Bloodland is also another major milestone in the burgeoning acting career of 21-year-old Rarriwuy Hick, who shot to notoriety thanks to her role in the 2010 production Wrong Skin, which was a hit at the Darwin Festival and toured nationally, including playing at the Sydney Opera House.
From Dhalinybuy in east Arnhem Land but born in Sydney, Rarriwuy also has deep links with Bangarra – her mother Janet Munyarryun is a founding member and also danced for the company while pregnant with Rarriwuy. With an English-born father, Rarriwuy grew up living between Sydney and her mother’s community in Arnhem Land, giving her a unique perspective and understanding of both urban and more traditional Aboriginal life.
Speaking about her role in Bloodland, Rarriwuy says she can strongly relate to her character, Wak Wak.
“She’s a young teenager and she’s not really interested in boys or things like that. She’s more strong in culture and wanting to, one day, be a strong woman and carry that culture and teach the young ones,” explains Rarriwuy.
Adding an extra dimension to the role and experience of being a part of this production has been the two-way teaching of being mentored by elders, respected actors and the director, while at the same time passing on her cultural knowledge and language to the cast.
“I’ve been helping Kathy Marika out with teaching language to everyone because this is my language and this is my culture,” says Rarriwuy, “so I’ve kind of been teaching as well as learning to be an actor from the elder ones.
“It’s been difficult but it’s been lots of fun, everyone’s patient and we all help each other. It’s kind of funny sometimes, when they say the wrong words, but they’re doing deadly, everyone’s improved so much and speaking the language very fluently so it’s great.”

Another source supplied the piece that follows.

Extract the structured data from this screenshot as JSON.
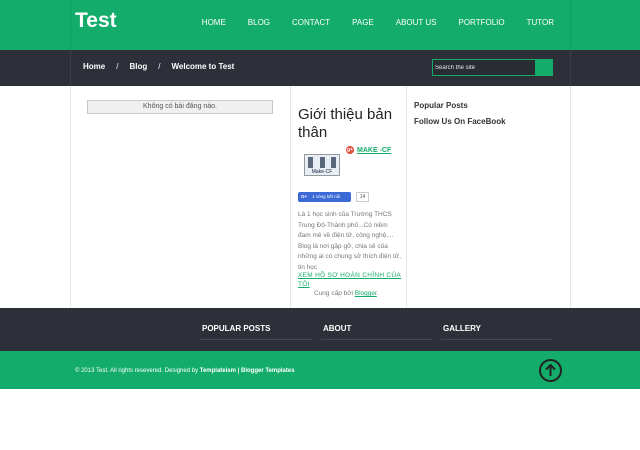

Something that both Hunter and Rarriwuy can attest to are the benefits that have come from getting involved in the arts. They hope more young Indigenous people will get involved in performance to overcome shyness and build confidence and self-esteem.
“When I was younger, I was always really shame,” says Rarriwuy. “I was really shy, didn’t want to do anything, I had no interest in acting at all, and I just suddenly fell into it last year. Just go for every opportunity you can, don’t be shame, don’t let that hold you down because you’ve got to be bigger than that, and if that’s what you love to do and it makes you happy, than that’s what you’ve got to go for.”